For the last few years, Graphcore has primarily been focused on slinging its IPU chips for training and inference systems of varying sizes, but that is changing now as the six-year-old British chip designer is joining the conversation about the convergence of AI and high-performance computing.
There are now 168 supercomputers in the Top500 and quite a few more outside of that list that use accelerators to power these increasingly converging workloads. Most of these systems are using Nvidia’s GPUs, but the appearance of seven new systems with AMD’s fresh Instinct MI250X GPUs — which includes Oak Ridge National Laboratory’s Frontier, the United States’ first exascale system — shows there is an appetite to consider alternative architectures when they can provide an advantage.
Graphcore hopes it can soon get a slice of this action with its massively parallel processors.
Phil Brown, a Cray veteran who returned to Graphcore in May as vice president of scaled systems after a four-month stint at chip startup NextSilicon, tells The Next Platform that the IPU maker has recently “seen significant, sustained interest” from organizations that are considering deploying Graphcore’s specialized silicon for these converged AI and HPC needs, and this includes large deployments.
“I think we’re now at the point where there is going to be significant interest in doing large-scale deployments with the systems. The technology space and machine learning capability has evolved sufficiently that it can deliver significant value to the scientific organizations, and so I’m expecting those to follow quite rapidly in the future,” he says.
Graphcore views three key opportunities around the convergence of HPC and AI: using IPU’s “class-leading” performance for 32-bit floating point math to tackle HPC applications, training large foundation models like DeepMind’s 280-billion-parameter language model, and “using AI to complement and accelerate traditional HPC workloads” to create a feedback loop of sorts.
It’s the latter area that Brown says is likely the largest opportunity for Graphcore in HPC.
“This may be having surrogate models, elements of a traditional HPC simulation, replaced by a machine learning kernel parameterization in a weather forecast, for example,” he says.
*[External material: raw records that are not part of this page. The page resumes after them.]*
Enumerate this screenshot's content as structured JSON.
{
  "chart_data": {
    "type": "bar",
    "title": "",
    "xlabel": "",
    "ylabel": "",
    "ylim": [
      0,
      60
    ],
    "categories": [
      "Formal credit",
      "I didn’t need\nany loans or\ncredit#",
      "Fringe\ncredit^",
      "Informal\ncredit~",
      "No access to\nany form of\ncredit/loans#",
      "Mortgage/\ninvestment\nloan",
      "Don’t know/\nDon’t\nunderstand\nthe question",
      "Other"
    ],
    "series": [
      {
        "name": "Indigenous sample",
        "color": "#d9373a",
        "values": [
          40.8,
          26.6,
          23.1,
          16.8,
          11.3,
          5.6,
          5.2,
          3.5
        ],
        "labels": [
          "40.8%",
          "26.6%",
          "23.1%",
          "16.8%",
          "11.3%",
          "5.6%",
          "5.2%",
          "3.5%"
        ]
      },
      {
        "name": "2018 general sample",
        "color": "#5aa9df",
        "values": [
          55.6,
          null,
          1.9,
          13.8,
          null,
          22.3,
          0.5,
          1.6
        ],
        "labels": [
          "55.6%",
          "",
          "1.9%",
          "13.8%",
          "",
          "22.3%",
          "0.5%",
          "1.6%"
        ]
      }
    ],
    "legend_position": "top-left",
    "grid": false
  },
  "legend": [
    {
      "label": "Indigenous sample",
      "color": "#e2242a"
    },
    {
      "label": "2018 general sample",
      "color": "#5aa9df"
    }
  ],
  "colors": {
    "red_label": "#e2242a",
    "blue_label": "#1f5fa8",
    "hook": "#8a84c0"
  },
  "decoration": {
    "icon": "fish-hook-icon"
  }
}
Surrogate models are computationally expensive, he added, so replacing them with a machine learning models that are “much cheaper but equally accurate” can help reduce the overall cost of running simulations.
These opportunities are based on exploratory work Graphcore has conducted with partners that has yielded promising results. For instance, the company says its IPUs were used to train a gravity wave drag model for weather forecasting five times faster than Nvidia’s V100. In another example, Hewlett Packard Enterprise trained a deep learning model for protein folding using Graphcore’s IPU-M2000 system and found that the second-generation IPU was around three times faster than Nvidia’s A100.